It was Christmas week 1989, and the old Soviet bloc was falling apart and undergoing a birth of freedom. In Romania, a communist dictatorship collapsed this week:
The end of 42 years of communist rule came three days after Ceausescu’s security forces opened fire on demonstrators in Timisoara. After the army’s defection, Ceausescu and his wife fled from Bucharest in a helicopter but were captured and convicted of mass murder in a hasty military trial. On December 25, they were executed by a firing squad.
Watching all of this was Dr. Ileana Johnson Paugh, who left in the late 1970s looking for freedom. She left her family behind.

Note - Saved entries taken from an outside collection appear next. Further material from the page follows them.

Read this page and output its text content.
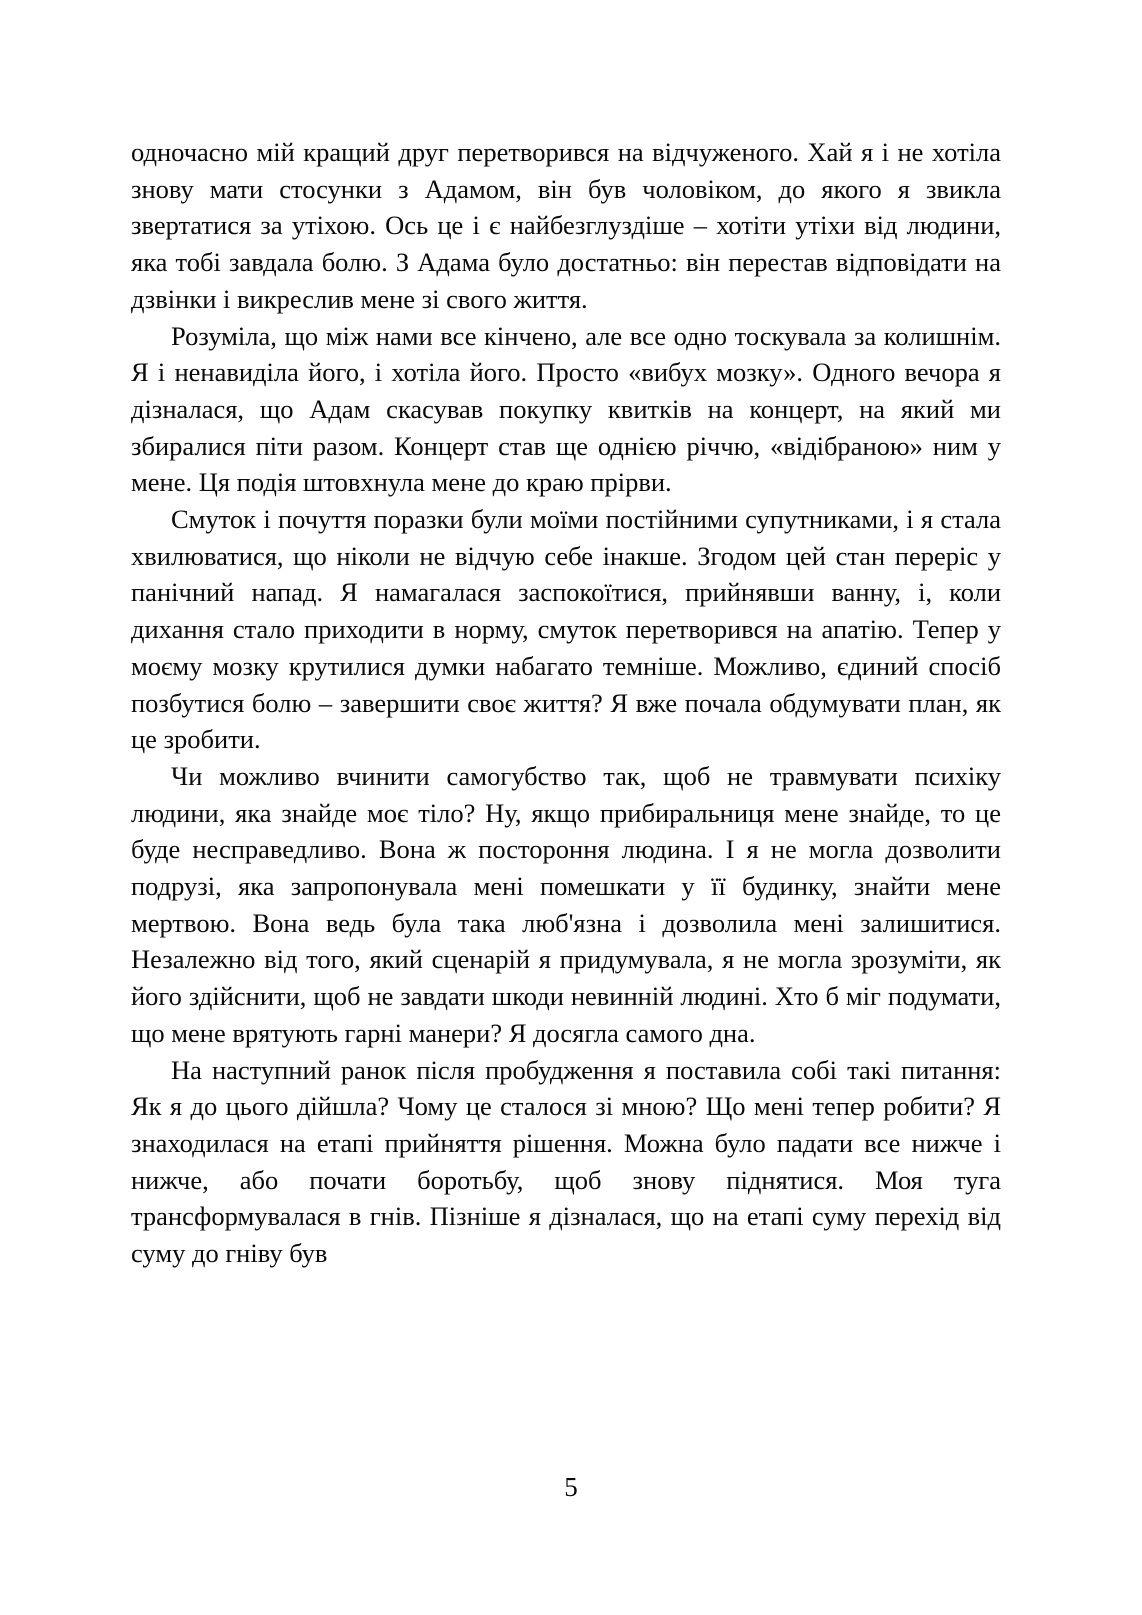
одночасно мій кращий друг перетворився на відчуженого. Хай я і не хотіла знову мати стосунки з Адамом, він був чоловіком, до якого я звикла звертатися за утіхою. Ось це і є найбезглуздіше – хотіти утіхи від людини, яка тобі завдала болю. З Адама було достатньо: він перестав відповідати на дзвінки і викреслив мене зі свого життя.

Розуміла, що між нами все кінчено, але все одно тоскувала за колишнім. Я і ненавиділа його, і хотіла його. Просто «вибух мозку». Одного вечора я дізналася, що Адам скасував покупку квитків на концерт, на який ми збиралися піти разом. Концерт став ще однією річчю, «відібраною» ним у мене. Ця подія штовхнула мене до краю прірви.

Смуток і почуття поразки були моїми постійними супутниками, і я стала хвилюватися, що ніколи не відчую себе інакше. Згодом цей стан переріс у панічний напад. Я намагалася заспокоїтися, прийнявши ванну, і, коли дихання стало приходити в норму, смуток перетворився на апатію. Тепер у моєму мозку крутилися думки набагато темніше. Можливо, єдиний спосіб позбутися болю – завершити своє життя? Я вже почала обдумувати план, як це зробити.

Чи можливо вчинити самогубство так, щоб не травмувати психіку людини, яка знайде моє тіло? Ну, якщо прибиральниця мене знайде, то це буде несправедливо. Вона ж постороння людина. І я не могла дозволити подрузі, яка запропонувала мені помешкати у її будинку, знайти мене мертвою. Вона ведь була така люб'язна і дозволила мені залишитися. Незалежно від того, який сценарій я придумувала, я не могла зрозуміти, як його здійснити, щоб не завдати шкоди невинній людині. Хто б міг подумати, що мене врятують гарні манери? Я досягла самого дна.

На наступний ранок після пробудження я поставила собі такі питання: Як я до цього дійшла? Чому це сталося зі мною? Що мені тепер робити? Я знаходилася на етапі прийняття рішення. Можна було падати все нижче і нижче, або почати боротьбу, щоб знову піднятися. Моя туга трансформувалася в гнів. Пізніше я дізналася, що на етапі суму перехід від суму до гніву був

5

She wrote about her Romanian memories, her parents, and a Christmas tree.
Here is the beginning of the article:
As long as I can remember, my Dad came home every December with a scraggly blue spruce, fragrant with the scent of winter, tiny icicles hanging from the branches. The frozen miniature crystal daggers would melt quickly on Mom’s well-scrubbed parquet floor. I never knew nor asked where he had found it, or how he could afford it.
His modest salary of $70 a month barely covered the rent, utilities, and food.
Mom had to work as well to afford our clothes. Prices were subsidized by the government and salaries were very low for everybody regardless of education and skill. We had to make do with very little.
It is a great article and should be read in full.
Merry Christmas! It is especially meaningful to those of us who understand communism and efforts to celebrate Christmas.
Merry Christmas, and remember those who are not as fortunate as Americans are.